Kenapa itu terjadi? Bekas wali kota Solo itu menilai problem utamanya pada pengelolaan tata ruang kota. Menurut dia, tata ruang di Jakarta mudah dimainkan oleh orang-orang tertentu. Sebab itu, hingga kini pemerintah sulit menertibkan bangunan di atas lahan terbuka hijau. ”Mau ditertibkan gimana? Wong udah banyak seperti itu. Nggak tahu itu oleh siapa.”
Anggota Komisi D Bidang Pembangunan DPRD (Dewan Perwakilan Rakyat Daerah) DKI Jakarta M Sanusi mengatakan mantan gubernur Fauzi Bowo dalam Rencana Pembangunan Jangka Panjang (RPJP) telah mematok target pembebasan 11 hingga 13 persen lahan buat kawasan penghijauan umum. Namun hingga jabatannya berakhir baru terpenuhi 9,6 persen.
Pemenuhan lahan penghijauan umum ini diatur dalam peraturan daerah soal Rencana Detail tata Ruang (RDTR). Menurut peta rancangan tata kota DKI Jakarta, lahan penghijauan umum ditandai warna hijau. Lahan jenis itu tersebar di seluruh wilayah kota sesuai Undang-undang Nomor 26 Tahun 2007 tentang Tata Ruang. Luas lahan hijau wajib terpenuhi 30 persen.

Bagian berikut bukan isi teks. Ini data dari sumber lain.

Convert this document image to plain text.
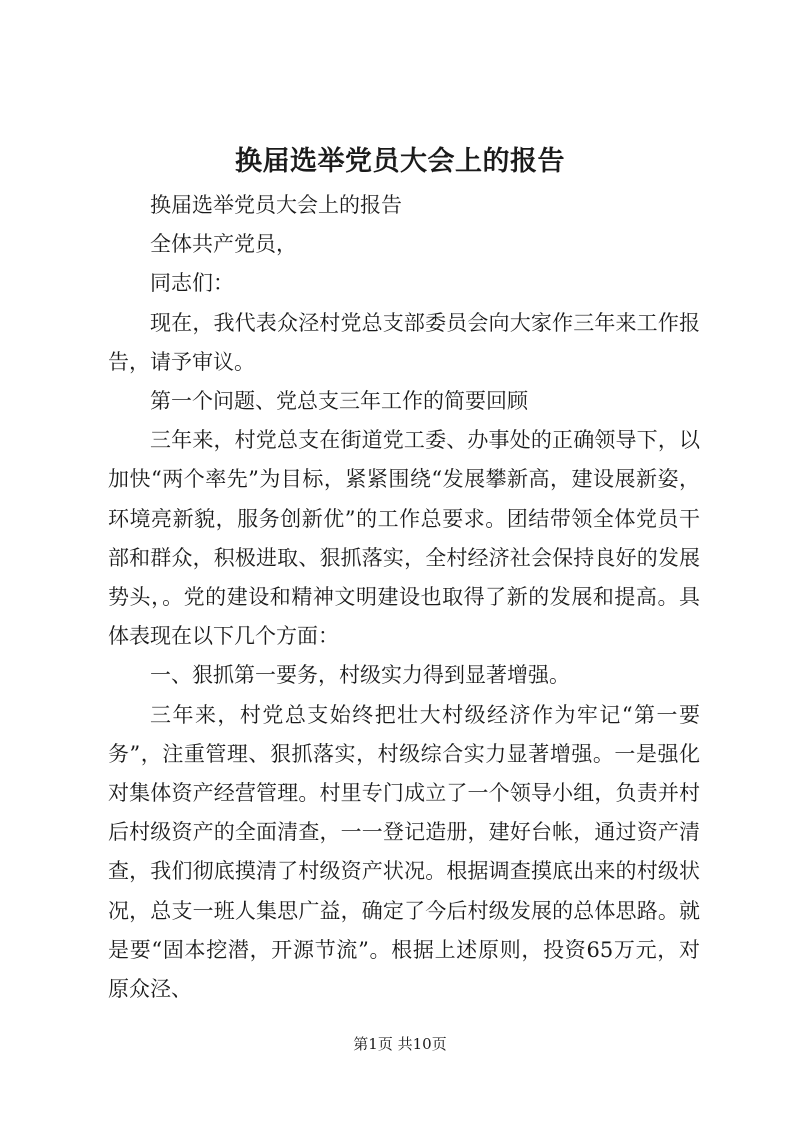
换届选举党员大会上的报告

换届选举党员大会上的报告

全体共产党员，

同志们：

现在，我代表众泾村党总支部委员会向大家作三年来工作报告，请予审议。

第一个问题、党总支三年工作的简要回顾

三年来，村党总支在街道党工委、办事处的正确领导下，以加快“两个率先”为目标，紧紧围绕“发展攀新高，建设展新姿，环境亮新貌，服务创新优”的工作总要求。团结带领全体党员干部和群众，积极进取、狠抓落实，全村经济社会保持良好的发展势头，。党的建设和精神文明建设也取得了新的发展和提高。具体表现在以下几个方面：

一、狠抓第一要务，村级实力得到显著增强。

三年来，村党总支始终把壮大村级经济作为牢记“第一要务”，注重管理、狠抓落实，村级综合实力显著增强。一是强化对集体资产经营管理。村里专门成立了一个领导小组，负责并村后村级资产的全面清查，一一登记造册，建好台帐，通过资产清查，我们彻底摸清了村级资产状况。根据调查摸底出来的村级状况，总支一班人集思广益，确定了今后村级发展的总体思路。就是要“固本挖潜，开源节流”。根据上述原则，投资65万元，对原众泾、

第1页 共10页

Sebab itu, kata dia, pembebasan lahan hukumnya wajib. Rata-rata kawasan hendak dijadikan lahan hijau itu milik warga. Kalau tanah masyarakat dibuat lahan hijau tanpa dibebaskan lebih dulu, pemerintah daerah melanggar Undang-undang Nomor 5 Tahun 1960 dan Undang-undang Nomor 20 Tahun 1961 tentang Pelepasan Hak Tanah. “Wajib dibebaskan karena hak ekonomisnya hilang, dijual tidak laku. Tetapi karena pemerintah daerah tidak punya anggaran, akhirnya belum bisa dilakukan,” ujar Sanudi.
Namun Direktur Wahana Lingkungan Hidup DKI Jakarta Ubaidillah menuding pemerintah DKI memang tidak mampu mengelola lingkungan di Jakarta. Di sisi lain, pembangunan gedung terus terjadi meski ruang terbuka hijau belum terpenuhi. Buktinya, kata dia, di beberapa daerah, ruang terbuka hijau digusur oleh gedung perkantoran.
Misalnya Mangga dua Square di Jalan Gunung Sahari, dulunya merupakan fasilitas umum, taman, dan tempat bermain bola. ”Waktu kecil dulu saya sering di sana. Itu salah satu catatan kami, perubahan fungsi ruang terbuka milik publik diubah menjadi mal."